Most drivers in Iowa have a “Y” on their driver’s license indicating that should a tragic accident occur, they would like to be organ, tissue and eye donors. The question about being a donor is asked at the Department of Motor Vehicles upon license application or renewal, a time when most are focused on getting through the process over a lunch break, a weekend day or otherwise busy schedule. Unfortunately, many don’t actually think about the impact of this decision and what it means to be an organ donor.

The Wheaton Franciscan Healthcare Organ, Tissue and Eye Advisory Committee is proud to host Faces of Donation, an event for everyday people to learn about the impact of being a donor and what it means to mark “Yes” on a driver’s license. The event is free and open to the public. It will be held Thursday, April 18 at the Waterloo Center for the Arts. Doors will open at 6:30 PM, the program will start at 7 PM.

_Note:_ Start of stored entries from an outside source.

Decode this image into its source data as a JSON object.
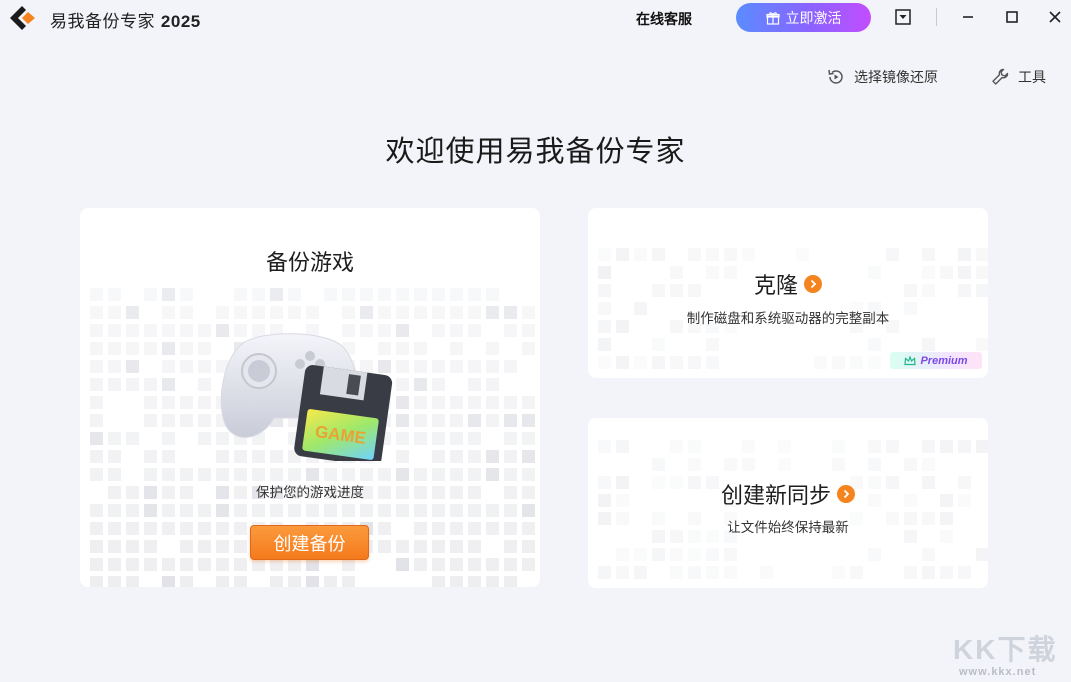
{
  "app": {
    "title": "易我备份专家",
    "year": "2025"
  },
  "titlebar": {
    "support_label": "在线客服",
    "activate_label": "立即激活"
  },
  "toolbar": {
    "restore_image_label": "选择镜像还原",
    "tools_label": "工具"
  },
  "main": {
    "welcome": "欢迎使用易我备份专家"
  },
  "cards": {
    "game": {
      "title": "备份游戏",
      "subtitle": "保护您的游戏进度",
      "button": "创建备份",
      "disk_label": "GAME"
    },
    "clone": {
      "title": "克隆",
      "subtitle": "制作磁盘和系统驱动器的完整副本",
      "badge": "Premium"
    },
    "sync": {
      "title": "创建新同步",
      "subtitle": "让文件始终保持最新"
    }
  },
  "watermark": {
    "text": "KK下载",
    "url": "www.kkx.net"
  },
  "colors": {
    "background": "#f3f4f9",
    "accent_orange": "#f5841f",
    "activate_gradient_start": "#5b8cff",
    "activate_gradient_end": "#c24dff"
  }
}
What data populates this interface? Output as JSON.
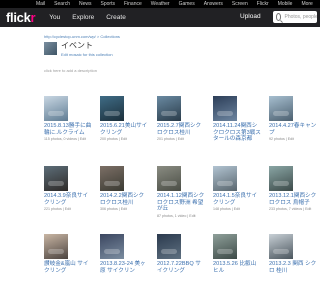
{
  "topbar": [
    "Mail",
    "Search",
    "News",
    "Sports",
    "Finance",
    "Weather",
    "Games",
    "Answers",
    "Screen",
    "Flickr",
    "Mobile",
    "More"
  ],
  "header": {
    "logo_a": "flick",
    "logo_b": "r",
    "nav": [
      "You",
      "Explore",
      "Create"
    ],
    "upload": "Upload",
    "search_placeholder": "Photos, people or groups"
  },
  "breadcrumb": "http://cyclestop-unm.com/wp/ > Collections",
  "collection": {
    "title": "イベント",
    "edit_link": "Edit mosaic for this collection",
    "description": "click here to add a description"
  },
  "tiles": [
    {
      "title": "2015.8.13勝手に曲輪に.ルクライム",
      "meta": "115 photos, 0 videos | Edit",
      "color_a": "#c9d7e3",
      "color_b": "#5f7c93"
    },
    {
      "title": "2015.6.21美山サイクリング",
      "meta": "200 photos | Edit",
      "color_a": "#3f6c86",
      "color_b": "#1c2f3b"
    },
    {
      "title": "2015.2.7関西シクロクロス桂川",
      "meta": "201 photos | Edit",
      "color_a": "#6a8aa2",
      "color_b": "#2a3c4a"
    },
    {
      "title": "2014.11.24関西シクロクロス第3戦スタールの森京都",
      "meta": "",
      "color_a": "#2c3e58",
      "color_b": "#6d85a0"
    },
    {
      "title": "2014.4.27春キャンプ",
      "meta": "92 photos | Edit",
      "color_a": "#a7bfd0",
      "color_b": "#4c6070"
    },
    {
      "title": "2014.3.9奈良サイクリング",
      "meta": "221 photos | Edit",
      "color_a": "#5d6e79",
      "color_b": "#2e2a28"
    },
    {
      "title": "2014.2.2関西シクロクロス桂川",
      "meta": "306 photos | Edit",
      "color_a": "#7c6f66",
      "color_b": "#3b3b33"
    },
    {
      "title": "2014.1.12関西シクロクロス野洲 希望が丘",
      "meta": "87 photos, 1 video | Edit",
      "color_a": "#8a8c82",
      "color_b": "#4a4d45"
    },
    {
      "title": "2014.1.5奈良サイクリング",
      "meta": "148 photos | Edit",
      "color_a": "#b2c4d2",
      "color_b": "#59666e"
    },
    {
      "title": "2013.12.1関西シクロクロス 烏帽子",
      "meta": "233 photos, 7 videos | Edit",
      "color_a": "#8aa6a5",
      "color_b": "#3c4a49"
    },
    {
      "title": "讃岐金&嵐山 サイクリング",
      "meta": "",
      "color_a": "#c9b6a4",
      "color_b": "#4c4440"
    },
    {
      "title": "2013.8.23-24 美ヶ原 サイクリン",
      "meta": "",
      "color_a": "#3b4660",
      "color_b": "#7b8da0"
    },
    {
      "title": "2012.7.22BBQ サイクリング",
      "meta": "",
      "color_a": "#2b3a4e",
      "color_b": "#5e7080"
    },
    {
      "title": "2013.5.26 比叡山 ヒル",
      "meta": "",
      "color_a": "#8fa09a",
      "color_b": "#3d4a47"
    },
    {
      "title": "2013.2.3 関西 シクロ 桂川",
      "meta": "",
      "color_a": "#c8d0d6",
      "color_b": "#4b565e"
    }
  ]
}
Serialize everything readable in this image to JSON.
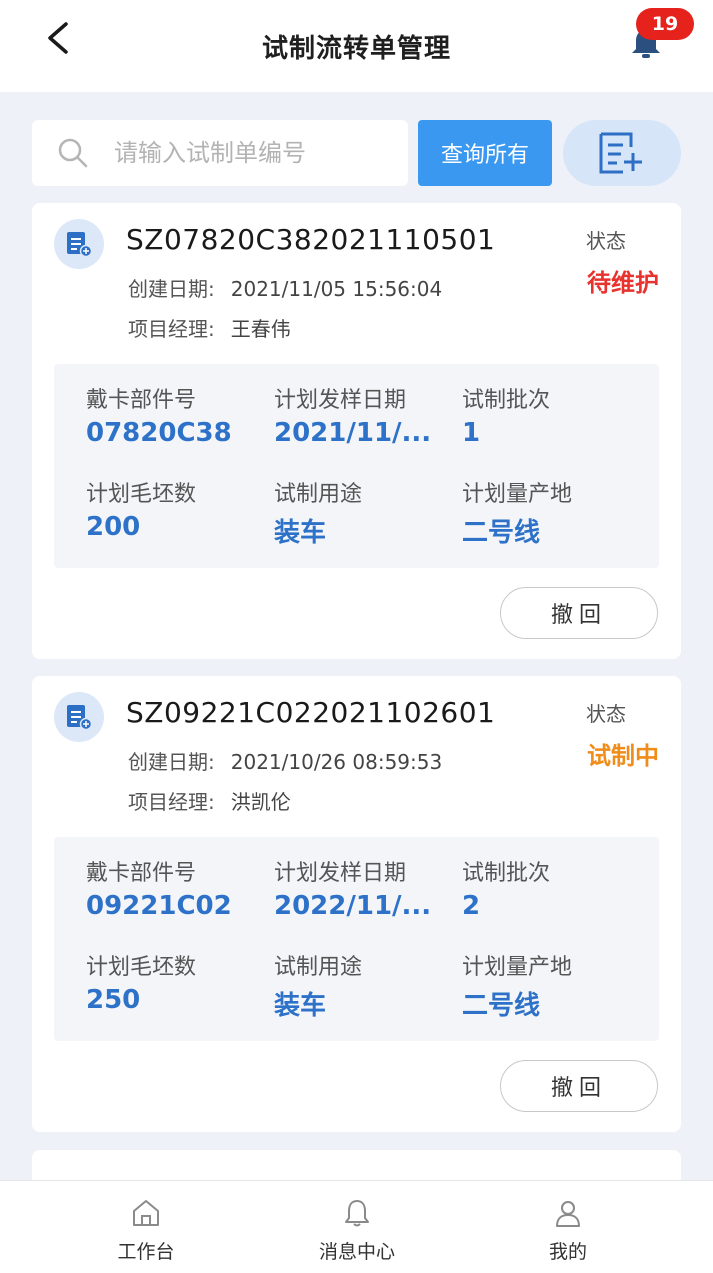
{
  "header": {
    "title": "试制流转单管理",
    "notification_count": "19"
  },
  "search": {
    "placeholder": "请输入试制单编号",
    "query_all_label": "查询所有"
  },
  "labels": {
    "created_date": "创建日期:",
    "project_manager": "项目经理:",
    "status": "状态",
    "part_no": "戴卡部件号",
    "plan_sample_date": "计划发样日期",
    "batch": "试制批次",
    "blank_count": "计划毛坯数",
    "purpose": "试制用途",
    "production_site": "计划量产地",
    "revoke": "撤回"
  },
  "orders": [
    {
      "order_no": "SZ07820C382021110501",
      "created_date": "2021/11/05 15:56:04",
      "project_manager": "王春伟",
      "status": "待维护",
      "status_color": "#e8322e",
      "part_no": "07820C38",
      "plan_sample_date": "2021/11/...",
      "batch": "1",
      "blank_count": "200",
      "purpose": "装车",
      "production_site": "二号线"
    },
    {
      "order_no": "SZ09221C022021102601",
      "created_date": "2021/10/26 08:59:53",
      "project_manager": "洪凯伦",
      "status": "试制中",
      "status_color": "#f08c1a",
      "part_no": "09221C02",
      "plan_sample_date": "2022/11/...",
      "batch": "2",
      "blank_count": "250",
      "purpose": "装车",
      "production_site": "二号线"
    }
  ],
  "bottom_nav": [
    {
      "label": "工作台",
      "icon": "home-icon"
    },
    {
      "label": "消息中心",
      "icon": "bell-icon"
    },
    {
      "label": "我的",
      "icon": "user-icon"
    }
  ],
  "colors": {
    "accent": "#3a98f0",
    "value_blue": "#2d72c8",
    "background": "#eef2f8"
  }
}
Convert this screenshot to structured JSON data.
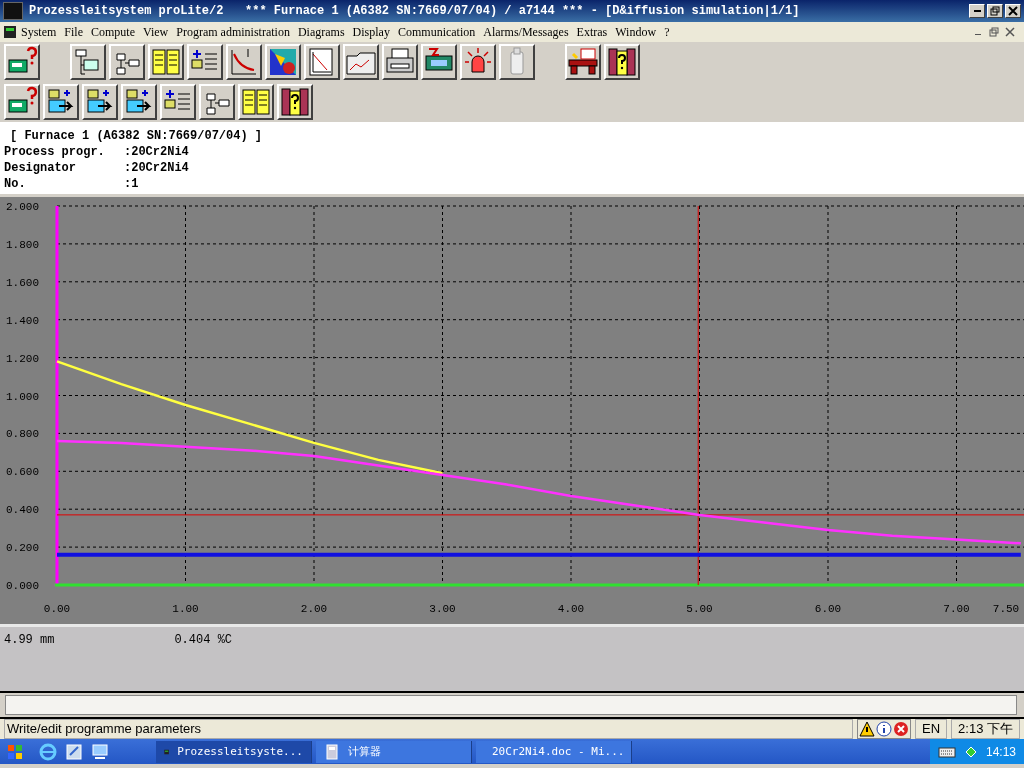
{
  "window": {
    "title": "Prozessleitsystem proLite/2   *** Furnace 1 (A6382 SN:7669/07/04) / a7144 *** - [D&iffusion simulation|1/1]"
  },
  "menu": [
    "System",
    "File",
    "Compute",
    "View",
    "Program administration",
    "Diagrams",
    "Display",
    "Communication",
    "Alarms/Messages",
    "Extras",
    "Window",
    "?"
  ],
  "info": {
    "heading": "[ Furnace 1 (A6382 SN:7669/07/04) ]",
    "fields": [
      {
        "label": "Process progr.",
        "value": ":20Cr2Ni4"
      },
      {
        "label": "Designator",
        "value": ":20Cr2Ni4"
      },
      {
        "label": "No.",
        "value": ":1"
      }
    ]
  },
  "chart_data": {
    "type": "line",
    "x": [
      0,
      0.5,
      1,
      1.5,
      2,
      2.5,
      3,
      3.5,
      4,
      4.5,
      5,
      5.5,
      6,
      6.5,
      7,
      7.5
    ],
    "xlim": [
      0,
      7.5
    ],
    "ylim": [
      0,
      2
    ],
    "xticks": [
      {
        "value": 0,
        "label": "0.00"
      },
      {
        "value": 1,
        "label": "1.00"
      },
      {
        "value": 2,
        "label": "2.00"
      },
      {
        "value": 3,
        "label": "3.00"
      },
      {
        "value": 4,
        "label": "4.00"
      },
      {
        "value": 5,
        "label": "5.00"
      },
      {
        "value": 6,
        "label": "6.00"
      },
      {
        "value": 7,
        "label": "7.00"
      },
      {
        "value": 7.5,
        "label": "7.50"
      }
    ],
    "yticks": [
      {
        "value": 0,
        "label": "0.000"
      },
      {
        "value": 0.2,
        "label": "0.200"
      },
      {
        "value": 0.4,
        "label": "0.400"
      },
      {
        "value": 0.6,
        "label": "0.600"
      },
      {
        "value": 0.8,
        "label": "0.800"
      },
      {
        "value": 1,
        "label": "1.000"
      },
      {
        "value": 1.2,
        "label": "1.200"
      },
      {
        "value": 1.4,
        "label": "1.400"
      },
      {
        "value": 1.6,
        "label": "1.600"
      },
      {
        "value": 1.8,
        "label": "1.800"
      },
      {
        "value": 2,
        "label": "2.000"
      }
    ],
    "series": [
      {
        "color": "#ffff40",
        "values": [
          1.18,
          1.06,
          0.95,
          0.85,
          0.75,
          0.66,
          0.59,
          null,
          null,
          null,
          null,
          null,
          null,
          null,
          null,
          null
        ]
      },
      {
        "color": "#ff30ff",
        "values": [
          0.76,
          0.75,
          0.73,
          0.71,
          0.68,
          0.63,
          0.58,
          0.53,
          0.47,
          0.42,
          0.37,
          0.33,
          0.29,
          0.26,
          0.24,
          0.22
        ]
      },
      {
        "color": "#1010e0",
        "values": [
          0.16,
          0.16,
          0.16,
          0.16,
          0.16,
          0.16,
          0.16,
          0.16,
          0.16,
          0.16,
          0.16,
          0.16,
          0.16,
          0.16,
          0.16,
          0.16
        ]
      }
    ],
    "grid": true,
    "ref_lines": [
      {
        "axis": "x",
        "value": 4.99,
        "color": "#e00000"
      },
      {
        "axis": "y",
        "value": 0.37,
        "color": "#e00000"
      }
    ]
  },
  "readout": {
    "position": "4.99 mm",
    "value": "0.404 %C"
  },
  "status_bar": {
    "text": "Write/edit programme parameters",
    "language": "EN",
    "time": "2:13 下午"
  },
  "taskbar": {
    "tasks": [
      {
        "label": "Prozessleitsyste...",
        "selected": true,
        "kind": "app"
      },
      {
        "label": "计算器",
        "selected": false,
        "kind": "calc"
      },
      {
        "label": "20Cr2Ni4.doc - Mi...",
        "selected": false,
        "kind": "doc"
      }
    ],
    "clock": "14:13"
  }
}
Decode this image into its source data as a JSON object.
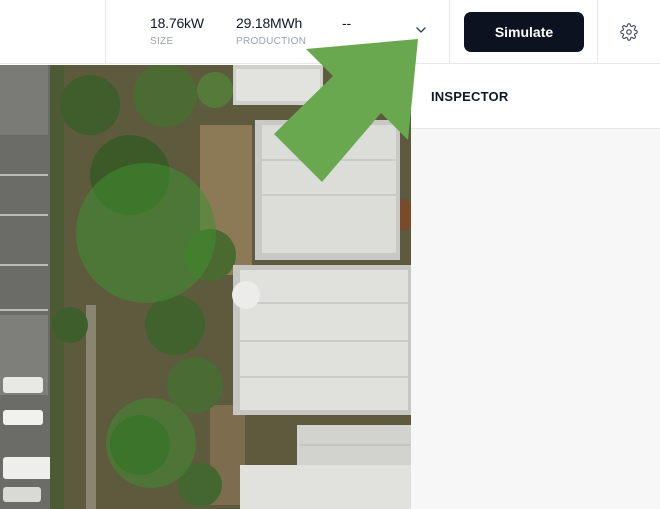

Two presenters, one from the Cedar Valley and another from the Des Moines area, will talk about their experiences with donation. The first speaker, Melanie Smith, received a donated cornea in 2003 after being declared legally blind due to a rare eye infection. At the time, she was a freshman student athlete on academic scholarship at Wartburg College. She graduated from Wartburg in 2006 and because of her transplant experience, returned to college in 2008 to pursue a degree in nursing. She is currently a nurse in Waterloo and is an active volunteer and spokesperson for the Iowa Lions Eye Bank.

Troy DeJoode, a Cedar Falls native, will speak about a tragic car accident in 2010 that took the lives of two of his three children: Carson, 5, and Claire, 5 months. Troy’s wife, Heather, was driving their three children in Ankeny, Iowa when a pickup ran a stop sign and collided with Heather’s van at a high rate of speed, putting her and the children in the hospital. While Heather was in a coma, Claire and Carson slowly lost the fight to survive. Troy was approached by the Iowa Donor Network to discuss donating the children’s organs. Because Troy said “yes” to donation, Claire’s heart went to a young boy in need of a transplant in Utah. Carson’s kidneys went to two women on daily dialysis, his liver went to another little boy and his corneas are helping an eight year old girl and a 40 year old man see.

Faces of Donation is made possible by a partnership between Wheaton Franciscan Healthcare, the Iowa Lions Eye Bank and the Iowa Donor Network. This event is sponsored by the Iowa Department of Public Health Division of Behavioral Health Anatomical Gift Public Awareness and Donor Referral Program.